His entire biography explains what happened after his death. Something happened there that a priori speaks well of an investigative journalist: criticism came from both sides of the divide. And also silences. Cristina Kirchner and Javier Milei avoided commenting on Lanata’s death. In the case of the second it was perhaps more striking: some friends that the journalist had are either part of the Government, like Patricia Bullrich, or have helped him, like former president Mauricio Macri.

Jorge Lanata

An unusual event even happened, when the driver Ángel de Brito contacted the President to find out his opinion. But the one who answered him was the couple, Yuyito González, who told him that Milei only talked about “management issues.” To refute the argument, hours after this response the libertarian was uploading to his networks a video of a man who tries to set off a firecracker tied to his waist and ends up hurting his sensitive parts.

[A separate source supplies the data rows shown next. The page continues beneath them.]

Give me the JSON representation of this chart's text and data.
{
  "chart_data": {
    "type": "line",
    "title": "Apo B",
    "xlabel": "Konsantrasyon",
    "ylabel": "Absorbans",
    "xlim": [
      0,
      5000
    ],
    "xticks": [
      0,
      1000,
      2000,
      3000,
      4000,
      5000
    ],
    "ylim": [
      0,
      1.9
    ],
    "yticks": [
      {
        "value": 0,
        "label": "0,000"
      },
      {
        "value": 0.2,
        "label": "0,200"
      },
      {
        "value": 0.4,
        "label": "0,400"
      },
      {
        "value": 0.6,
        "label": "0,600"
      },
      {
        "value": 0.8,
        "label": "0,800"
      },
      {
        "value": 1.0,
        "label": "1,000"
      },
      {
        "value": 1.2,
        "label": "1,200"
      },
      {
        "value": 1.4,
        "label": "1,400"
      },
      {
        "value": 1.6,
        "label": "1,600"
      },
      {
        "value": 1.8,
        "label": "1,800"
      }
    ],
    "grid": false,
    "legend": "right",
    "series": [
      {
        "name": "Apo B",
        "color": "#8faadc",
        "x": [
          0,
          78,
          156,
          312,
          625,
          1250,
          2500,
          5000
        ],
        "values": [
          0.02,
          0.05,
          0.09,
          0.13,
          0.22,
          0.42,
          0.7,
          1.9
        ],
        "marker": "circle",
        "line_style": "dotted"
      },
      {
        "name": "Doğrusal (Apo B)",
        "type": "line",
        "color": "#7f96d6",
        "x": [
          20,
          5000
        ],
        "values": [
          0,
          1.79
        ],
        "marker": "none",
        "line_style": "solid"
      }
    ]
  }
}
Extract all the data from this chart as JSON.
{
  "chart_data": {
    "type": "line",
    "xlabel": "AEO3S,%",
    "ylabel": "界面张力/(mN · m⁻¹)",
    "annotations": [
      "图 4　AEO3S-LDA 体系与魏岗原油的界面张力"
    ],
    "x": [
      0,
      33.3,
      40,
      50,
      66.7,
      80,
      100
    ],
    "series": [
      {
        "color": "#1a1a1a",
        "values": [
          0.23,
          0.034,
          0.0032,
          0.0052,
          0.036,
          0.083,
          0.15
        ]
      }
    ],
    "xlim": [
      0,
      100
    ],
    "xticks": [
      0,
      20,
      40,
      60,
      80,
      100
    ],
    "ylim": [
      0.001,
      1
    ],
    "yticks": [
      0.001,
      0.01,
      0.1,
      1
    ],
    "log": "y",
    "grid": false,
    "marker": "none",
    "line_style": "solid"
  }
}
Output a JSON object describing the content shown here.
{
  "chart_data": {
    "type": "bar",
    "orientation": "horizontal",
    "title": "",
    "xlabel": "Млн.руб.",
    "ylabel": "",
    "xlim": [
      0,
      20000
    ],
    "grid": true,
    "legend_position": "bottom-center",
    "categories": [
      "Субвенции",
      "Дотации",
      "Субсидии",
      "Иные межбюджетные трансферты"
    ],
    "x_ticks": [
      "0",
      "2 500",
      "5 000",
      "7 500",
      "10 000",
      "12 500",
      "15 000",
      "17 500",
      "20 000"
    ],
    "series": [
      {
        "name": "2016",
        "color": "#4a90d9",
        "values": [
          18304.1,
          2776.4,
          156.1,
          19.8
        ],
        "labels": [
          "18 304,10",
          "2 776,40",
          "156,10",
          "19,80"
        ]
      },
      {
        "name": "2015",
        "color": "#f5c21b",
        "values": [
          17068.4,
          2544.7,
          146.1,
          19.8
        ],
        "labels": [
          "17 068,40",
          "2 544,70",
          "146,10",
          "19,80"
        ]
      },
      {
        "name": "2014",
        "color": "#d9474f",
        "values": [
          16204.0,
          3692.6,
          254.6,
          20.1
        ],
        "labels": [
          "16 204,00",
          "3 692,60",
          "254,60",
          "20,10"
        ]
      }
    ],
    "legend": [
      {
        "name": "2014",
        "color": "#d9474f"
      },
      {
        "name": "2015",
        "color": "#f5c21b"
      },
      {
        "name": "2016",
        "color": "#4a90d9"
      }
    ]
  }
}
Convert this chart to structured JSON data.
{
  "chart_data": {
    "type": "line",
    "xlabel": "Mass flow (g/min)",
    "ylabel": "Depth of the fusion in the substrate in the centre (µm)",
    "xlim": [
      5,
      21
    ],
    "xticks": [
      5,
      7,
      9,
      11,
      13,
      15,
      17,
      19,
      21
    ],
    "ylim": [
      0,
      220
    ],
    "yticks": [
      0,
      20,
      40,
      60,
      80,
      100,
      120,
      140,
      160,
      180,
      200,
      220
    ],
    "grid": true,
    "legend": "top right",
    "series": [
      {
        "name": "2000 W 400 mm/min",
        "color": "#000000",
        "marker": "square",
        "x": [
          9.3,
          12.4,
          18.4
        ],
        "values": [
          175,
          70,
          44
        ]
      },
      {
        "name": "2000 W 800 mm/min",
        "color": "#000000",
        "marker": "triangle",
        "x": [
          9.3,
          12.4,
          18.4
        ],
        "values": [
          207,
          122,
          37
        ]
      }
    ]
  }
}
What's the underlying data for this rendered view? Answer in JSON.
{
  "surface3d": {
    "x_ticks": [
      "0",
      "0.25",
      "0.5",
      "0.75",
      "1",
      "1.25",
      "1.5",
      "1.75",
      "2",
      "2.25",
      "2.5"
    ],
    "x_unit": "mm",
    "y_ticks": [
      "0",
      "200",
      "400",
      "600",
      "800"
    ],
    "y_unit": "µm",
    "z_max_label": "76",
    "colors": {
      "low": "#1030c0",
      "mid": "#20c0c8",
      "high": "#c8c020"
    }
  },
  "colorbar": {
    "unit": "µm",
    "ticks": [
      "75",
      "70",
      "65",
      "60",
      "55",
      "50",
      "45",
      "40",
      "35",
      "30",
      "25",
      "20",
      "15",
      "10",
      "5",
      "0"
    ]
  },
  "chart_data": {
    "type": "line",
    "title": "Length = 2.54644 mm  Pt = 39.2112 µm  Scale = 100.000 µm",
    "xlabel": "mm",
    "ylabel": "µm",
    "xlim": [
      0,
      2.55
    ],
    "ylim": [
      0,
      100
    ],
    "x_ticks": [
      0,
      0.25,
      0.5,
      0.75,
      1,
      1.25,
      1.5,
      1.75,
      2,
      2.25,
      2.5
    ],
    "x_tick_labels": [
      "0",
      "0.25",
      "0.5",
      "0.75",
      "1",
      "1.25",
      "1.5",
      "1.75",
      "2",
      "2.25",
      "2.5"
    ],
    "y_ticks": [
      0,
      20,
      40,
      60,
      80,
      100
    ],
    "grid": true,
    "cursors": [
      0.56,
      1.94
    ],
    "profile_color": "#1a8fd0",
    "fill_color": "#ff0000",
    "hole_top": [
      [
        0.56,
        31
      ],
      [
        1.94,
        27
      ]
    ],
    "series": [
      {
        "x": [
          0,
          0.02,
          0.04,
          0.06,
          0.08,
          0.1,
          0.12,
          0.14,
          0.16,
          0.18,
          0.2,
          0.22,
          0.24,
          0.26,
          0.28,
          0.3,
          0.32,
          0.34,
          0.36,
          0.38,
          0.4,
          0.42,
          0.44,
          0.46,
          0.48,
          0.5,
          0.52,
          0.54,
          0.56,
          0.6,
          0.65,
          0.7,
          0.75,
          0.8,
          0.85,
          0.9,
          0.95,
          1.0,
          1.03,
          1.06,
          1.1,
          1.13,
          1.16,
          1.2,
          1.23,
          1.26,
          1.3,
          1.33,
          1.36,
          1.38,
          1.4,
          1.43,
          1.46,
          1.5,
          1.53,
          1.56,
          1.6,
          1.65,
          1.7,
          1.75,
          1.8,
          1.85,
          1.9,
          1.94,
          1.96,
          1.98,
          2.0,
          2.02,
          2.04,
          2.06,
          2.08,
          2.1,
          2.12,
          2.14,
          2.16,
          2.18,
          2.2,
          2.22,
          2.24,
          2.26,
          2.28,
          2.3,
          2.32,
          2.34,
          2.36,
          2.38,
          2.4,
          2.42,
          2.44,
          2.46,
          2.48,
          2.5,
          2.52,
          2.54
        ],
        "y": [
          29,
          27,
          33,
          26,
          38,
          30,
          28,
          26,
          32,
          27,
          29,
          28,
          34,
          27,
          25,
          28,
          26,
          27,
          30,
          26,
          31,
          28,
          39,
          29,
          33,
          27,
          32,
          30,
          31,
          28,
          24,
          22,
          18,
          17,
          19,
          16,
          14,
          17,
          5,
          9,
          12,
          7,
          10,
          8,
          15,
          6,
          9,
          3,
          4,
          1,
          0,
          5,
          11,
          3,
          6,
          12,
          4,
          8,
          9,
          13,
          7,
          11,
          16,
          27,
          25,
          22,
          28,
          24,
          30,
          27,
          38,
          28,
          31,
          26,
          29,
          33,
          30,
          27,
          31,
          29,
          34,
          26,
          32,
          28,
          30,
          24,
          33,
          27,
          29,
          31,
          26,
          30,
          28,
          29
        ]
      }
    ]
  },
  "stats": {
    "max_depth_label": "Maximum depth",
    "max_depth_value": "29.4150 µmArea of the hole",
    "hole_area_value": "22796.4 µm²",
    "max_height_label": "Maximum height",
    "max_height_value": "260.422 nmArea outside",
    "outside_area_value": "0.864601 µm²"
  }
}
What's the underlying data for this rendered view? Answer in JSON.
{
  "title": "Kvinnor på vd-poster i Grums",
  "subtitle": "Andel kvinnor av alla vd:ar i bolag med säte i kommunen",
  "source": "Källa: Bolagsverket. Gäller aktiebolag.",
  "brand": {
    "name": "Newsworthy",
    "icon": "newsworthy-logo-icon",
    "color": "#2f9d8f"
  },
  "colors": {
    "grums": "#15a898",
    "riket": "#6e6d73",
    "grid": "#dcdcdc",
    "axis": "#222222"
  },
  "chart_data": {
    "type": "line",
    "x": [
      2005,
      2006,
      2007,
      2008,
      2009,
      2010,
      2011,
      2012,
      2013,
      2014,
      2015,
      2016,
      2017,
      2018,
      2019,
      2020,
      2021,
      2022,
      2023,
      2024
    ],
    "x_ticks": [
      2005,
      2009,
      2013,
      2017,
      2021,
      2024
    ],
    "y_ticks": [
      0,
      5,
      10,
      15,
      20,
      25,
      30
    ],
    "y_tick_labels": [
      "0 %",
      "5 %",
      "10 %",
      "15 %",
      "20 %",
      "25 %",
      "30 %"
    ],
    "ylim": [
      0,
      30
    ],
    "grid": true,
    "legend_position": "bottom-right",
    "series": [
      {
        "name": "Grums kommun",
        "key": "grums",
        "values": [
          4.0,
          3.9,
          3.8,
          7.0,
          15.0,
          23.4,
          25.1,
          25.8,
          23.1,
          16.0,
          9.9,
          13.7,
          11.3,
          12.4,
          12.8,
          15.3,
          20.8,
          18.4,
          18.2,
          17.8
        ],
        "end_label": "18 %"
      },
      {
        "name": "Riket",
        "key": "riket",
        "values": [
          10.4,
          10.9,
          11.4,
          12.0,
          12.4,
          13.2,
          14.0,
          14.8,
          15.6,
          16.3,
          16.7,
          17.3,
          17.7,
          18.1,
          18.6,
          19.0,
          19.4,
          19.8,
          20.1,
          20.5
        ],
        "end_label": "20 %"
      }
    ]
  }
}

Santiago Caputo, the President’s star advisor, took it to another level. In an account on the social network His last years as an anti-Kirchnerist were not enough to repair that damage, may God have mercy on his soul,” he said in a post, a while before uploading another in which he said that that Monday he had fired “a thousand” shots in practice. In this climate of tension, the last mass journalist died. Trapped in the word he himself created.